Dr Diletta Fontana - The University of Milano-Bicocca, Milan, Italy

The aim of the study was the characterisation of the role of mutated ETNK1 in the onset of typical chronic myeloid leukaemia that is a clonal disorder that belongs to the group of the myelodysplastic myeloproliferative disorder. The prognosis is very poor and no established standards of care exist for the treatment.

We created different cell lines using the CRISPR-Cas9 technology or using overexpression models. But those used patient samples derived from an ETNK1 positive ACML patient.

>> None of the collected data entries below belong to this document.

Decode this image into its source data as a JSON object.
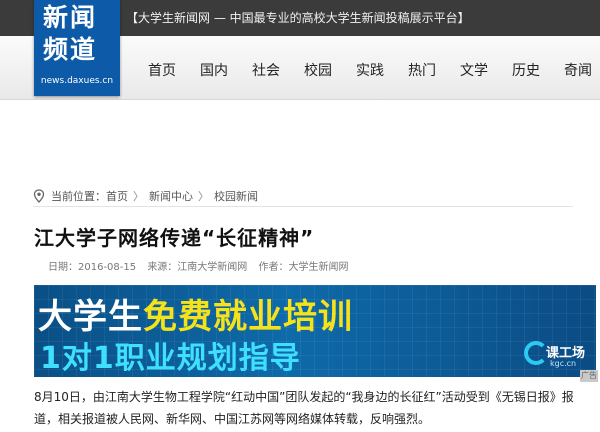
{
  "header": {
    "slogan": "【大学生新闻网 — 中国最专业的高校大学生新闻投稿展示平台】",
    "logo": {
      "line1": "新闻",
      "line2": "频道",
      "url": "news.daxues.cn"
    }
  },
  "nav": {
    "items": [
      {
        "label": "首页"
      },
      {
        "label": "国内"
      },
      {
        "label": "社会"
      },
      {
        "label": "校园"
      },
      {
        "label": "实践"
      },
      {
        "label": "热门"
      },
      {
        "label": "文学"
      },
      {
        "label": "历史"
      },
      {
        "label": "奇闻"
      }
    ]
  },
  "breadcrumb": {
    "prefix": "当前位置：",
    "items": [
      "首页",
      "新闻中心",
      "校园新闻"
    ],
    "separator": "〉"
  },
  "article": {
    "title": "江大学子网络传递“长征精神”",
    "date": "日期：2016-08-15",
    "source": "来源：江南大学新闻网",
    "author": "作者：大学生新闻网",
    "body": "8月10日，由江南大学生物工程学院“红动中国”团队发起的“我身边的长征红”活动受到《无锡日报》报道，相关报道被人民网、新华网、中国江苏网等网络媒体转载，反响强烈。"
  },
  "banner": {
    "line1_white": "大学生",
    "line1_yellow": "免费就业培训",
    "line2": "1对1职业规划指导",
    "brand_name": "课工场",
    "brand_domain": "kgc.cn",
    "ad_label": "广告"
  },
  "colors": {
    "topbar": "#3b3b3b",
    "logo_blue": "#0c5aa8",
    "banner_yellow": "#f6e21b",
    "banner_cyan": "#3fe0ff"
  }
}
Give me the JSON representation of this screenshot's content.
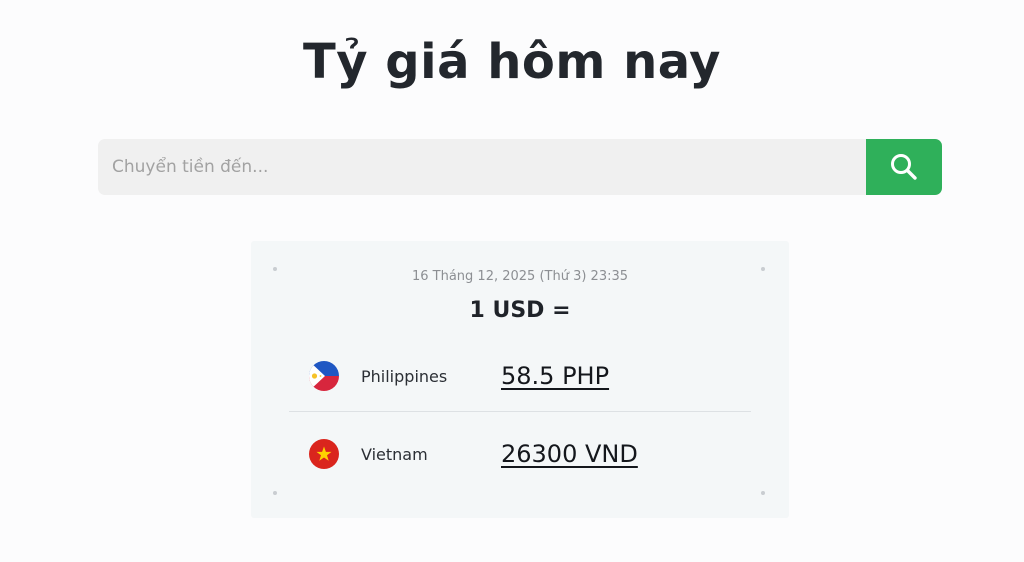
{
  "header": {
    "title": "Tỷ giá hôm nay"
  },
  "search": {
    "placeholder": "Chuyển tiền đến...",
    "button_icon": "search-icon",
    "button_color": "#2fb05a"
  },
  "rates_card": {
    "timestamp": "16 Tháng 12, 2025 (Thứ 3) 23:35",
    "base": "1 USD =",
    "rows": [
      {
        "country": "Philippines",
        "flag_icon": "philippines-flag-icon",
        "rate": "58.5 PHP"
      },
      {
        "country": "Vietnam",
        "flag_icon": "vietnam-flag-icon",
        "rate": "26300 VND"
      }
    ]
  }
}
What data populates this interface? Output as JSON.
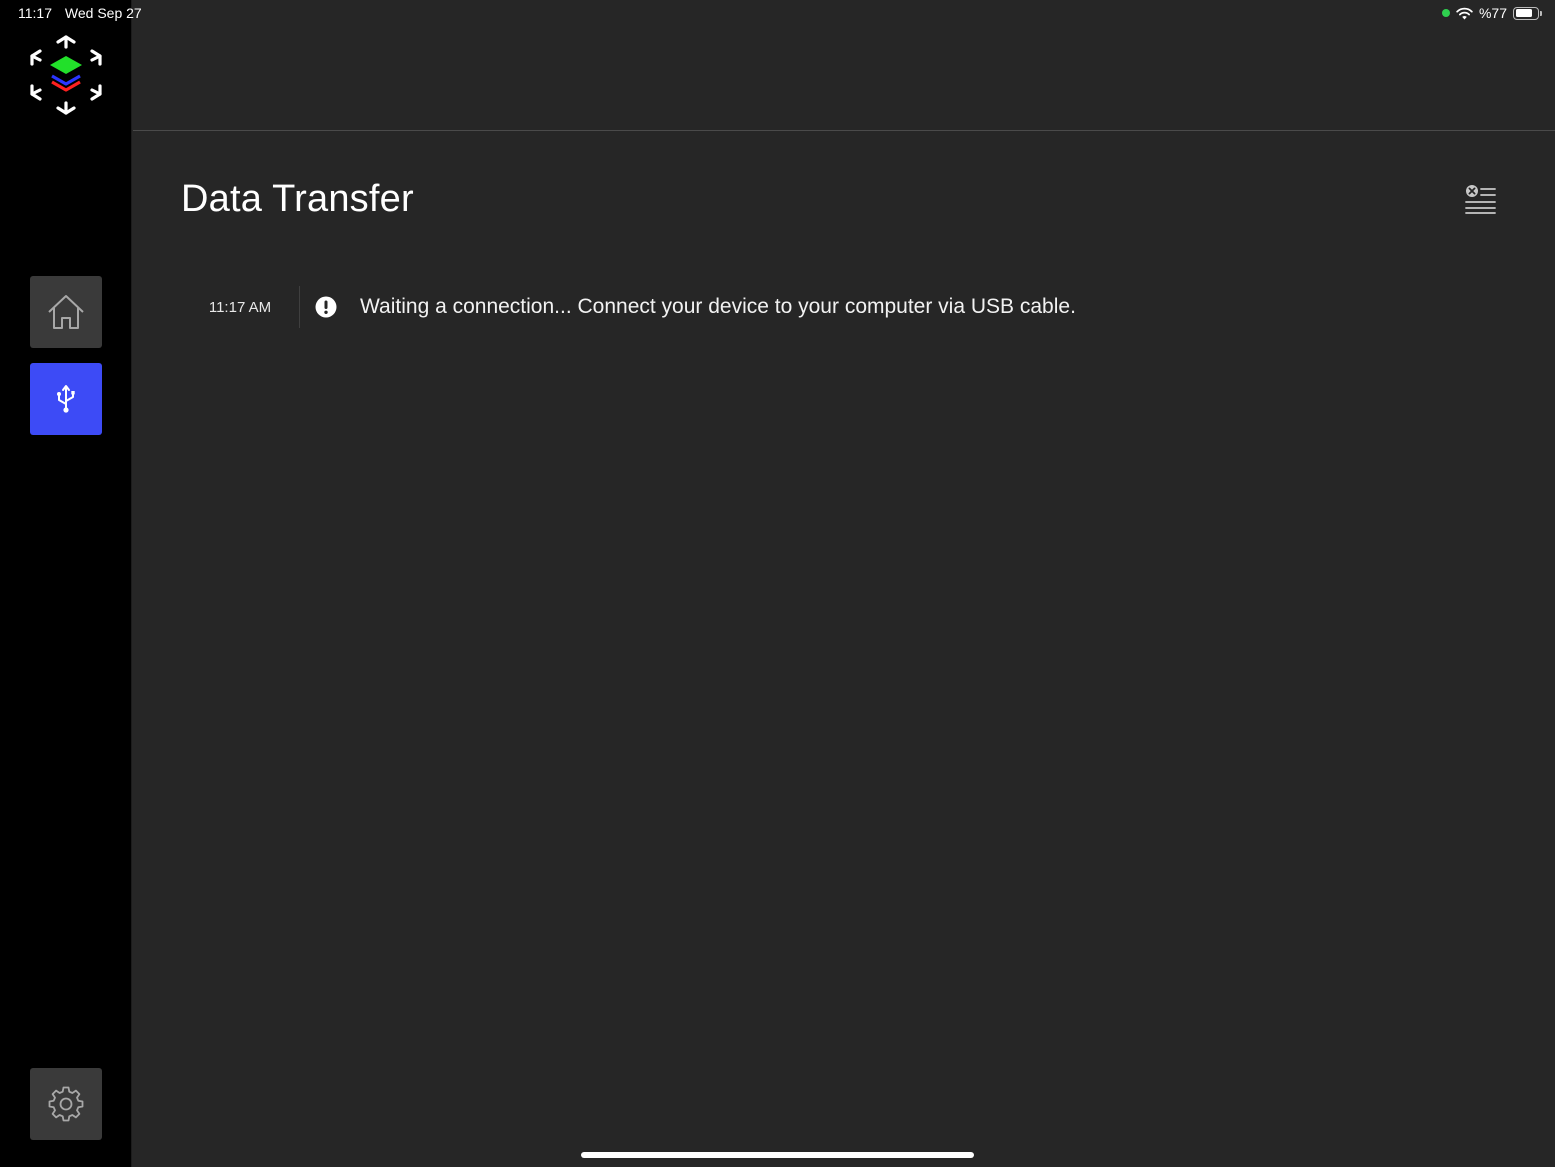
{
  "status_bar": {
    "time": "11:17",
    "date": "Wed Sep 27",
    "battery_text": "%77",
    "battery_level": 0.77
  },
  "sidebar": {
    "logo_icon": "layers-cube-logo-icon",
    "items": [
      {
        "id": "home",
        "icon": "home-icon",
        "active": false
      },
      {
        "id": "data-transfer",
        "icon": "usb-icon",
        "active": true
      },
      {
        "id": "settings",
        "icon": "gear-icon",
        "active": false
      }
    ],
    "active_color": "#3d4bf6"
  },
  "page": {
    "title": "Data Transfer",
    "clear_icon": "clear-log-icon"
  },
  "log": [
    {
      "time": "11:17 AM",
      "icon": "alert-icon",
      "message": "Waiting a connection... Connect your device to your computer via USB cable."
    }
  ]
}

We found that in the presence of an ETNK1 mutation there is increasing activity of the mitochondria which ends in the activity of the ROS production. Since ROS are responsible for DNA oxidative damage which occurs in our cellular model as well as in patient samples, there is an increase in DNA damage. We found that there is a significant increase in both the point mutations and DNA double strand breaks.

We found that these findings are due to the absence of the limiting presence of phosphoethanolamine in the cells so we started treating the cells with the phosphoethanolamine which is the product of ETNK1. We were able to revert the phenotype. So we obtained a decrease in the mitochondrial activity, a reduction in the ROS level, and so we were able to block and prevent the accumulation of further mutations in the cells.